Most children spend a significant amount of time inside a school building. Today’s classrooms are not the traditional image of decades past; a teacher standing in front of rows of desks with a pointer and a chalkboard is generally a thing of the past. Today’s classrooms are dynamic, fluid, interactive, technologically advanced, fast-paced workspaces. Children who are d/Deaf or hard of hearing (DHH) are often placed in learning spaces that are inherently inhospitable to their specific hearing needs.

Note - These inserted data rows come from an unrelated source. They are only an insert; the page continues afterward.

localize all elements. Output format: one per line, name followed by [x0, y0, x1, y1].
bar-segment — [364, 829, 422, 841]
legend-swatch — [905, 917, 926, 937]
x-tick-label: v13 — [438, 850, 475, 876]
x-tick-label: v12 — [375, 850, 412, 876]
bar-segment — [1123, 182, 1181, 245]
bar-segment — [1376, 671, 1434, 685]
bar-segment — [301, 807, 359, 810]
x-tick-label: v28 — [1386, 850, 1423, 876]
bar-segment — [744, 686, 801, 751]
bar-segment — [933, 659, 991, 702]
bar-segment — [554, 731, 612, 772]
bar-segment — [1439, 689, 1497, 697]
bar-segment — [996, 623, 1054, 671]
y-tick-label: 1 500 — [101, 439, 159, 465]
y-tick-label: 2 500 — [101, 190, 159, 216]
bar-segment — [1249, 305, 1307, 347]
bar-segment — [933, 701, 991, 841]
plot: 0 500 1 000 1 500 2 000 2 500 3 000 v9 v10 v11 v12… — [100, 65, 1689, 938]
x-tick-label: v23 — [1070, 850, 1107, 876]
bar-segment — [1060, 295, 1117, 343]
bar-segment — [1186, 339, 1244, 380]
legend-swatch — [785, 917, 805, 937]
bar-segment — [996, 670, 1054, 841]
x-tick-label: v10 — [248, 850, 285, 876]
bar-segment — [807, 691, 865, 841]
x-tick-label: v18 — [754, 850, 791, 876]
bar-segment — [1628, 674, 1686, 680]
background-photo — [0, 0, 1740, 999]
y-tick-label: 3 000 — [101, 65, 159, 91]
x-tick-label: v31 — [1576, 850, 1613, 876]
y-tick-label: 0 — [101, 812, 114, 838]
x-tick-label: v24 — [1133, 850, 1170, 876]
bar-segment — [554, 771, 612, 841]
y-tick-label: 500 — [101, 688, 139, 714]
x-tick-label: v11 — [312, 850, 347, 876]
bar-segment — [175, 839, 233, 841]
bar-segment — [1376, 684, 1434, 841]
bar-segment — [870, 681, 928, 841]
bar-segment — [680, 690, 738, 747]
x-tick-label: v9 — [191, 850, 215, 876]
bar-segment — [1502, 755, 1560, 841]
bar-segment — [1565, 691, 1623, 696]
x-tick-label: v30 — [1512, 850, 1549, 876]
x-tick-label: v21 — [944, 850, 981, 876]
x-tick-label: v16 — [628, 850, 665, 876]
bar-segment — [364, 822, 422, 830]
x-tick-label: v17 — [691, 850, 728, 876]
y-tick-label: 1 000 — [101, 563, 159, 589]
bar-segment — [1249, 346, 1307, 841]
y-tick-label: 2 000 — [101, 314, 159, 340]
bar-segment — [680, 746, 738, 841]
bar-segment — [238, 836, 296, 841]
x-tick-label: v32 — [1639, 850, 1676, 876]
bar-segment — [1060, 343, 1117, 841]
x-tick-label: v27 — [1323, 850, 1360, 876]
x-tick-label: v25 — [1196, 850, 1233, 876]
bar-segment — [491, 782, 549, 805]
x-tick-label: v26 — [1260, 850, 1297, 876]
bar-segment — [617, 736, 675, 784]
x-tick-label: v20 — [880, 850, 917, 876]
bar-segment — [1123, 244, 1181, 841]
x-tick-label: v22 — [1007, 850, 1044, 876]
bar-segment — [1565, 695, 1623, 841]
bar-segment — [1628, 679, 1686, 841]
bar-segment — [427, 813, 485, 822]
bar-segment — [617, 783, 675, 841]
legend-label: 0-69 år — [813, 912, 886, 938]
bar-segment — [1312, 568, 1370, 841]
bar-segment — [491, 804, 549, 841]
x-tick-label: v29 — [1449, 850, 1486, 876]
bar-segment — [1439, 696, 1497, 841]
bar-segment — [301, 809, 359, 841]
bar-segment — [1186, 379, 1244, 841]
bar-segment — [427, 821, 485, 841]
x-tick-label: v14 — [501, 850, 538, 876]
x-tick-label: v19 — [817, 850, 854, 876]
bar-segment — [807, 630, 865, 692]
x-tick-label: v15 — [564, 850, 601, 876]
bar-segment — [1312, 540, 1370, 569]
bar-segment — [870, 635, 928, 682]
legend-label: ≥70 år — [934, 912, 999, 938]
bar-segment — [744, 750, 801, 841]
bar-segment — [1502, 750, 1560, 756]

According to the National Center for Education Statistics (NCES), in the 2020–2021 school year only 1 percent of students receiving special education services were identified as DHH (2022). Because hearing loss is such a low-incidence disability in schools, administrators and general education staff may struggle to grasp the significance of accommodations and services necessary for these children. Audiologists are in a unique position, not only to provide appropriate technology for these children and support to their families, but also to offer guidance to schools where implementation of this technology is occurring without the on-site assistance of the child’s family or guardian. In many cases, classroom teachers must help re-insert hearing aids when a child has not yet mastered that skill.
Speech-language pathologists must understand, perform, and report on equipment sound checks. Many school nurses must change hearing aid batteries. When an educational audiologist is not available, this support and coordination must often come from the clinical or managing audiologist. At the very least, having a better understanding of the Individualized Education Plan (IEP)/special education process as it relates to children who are DHH as well as open communication with your local school district(s) will lead to improved services and educational outcomes for your pediatric patients.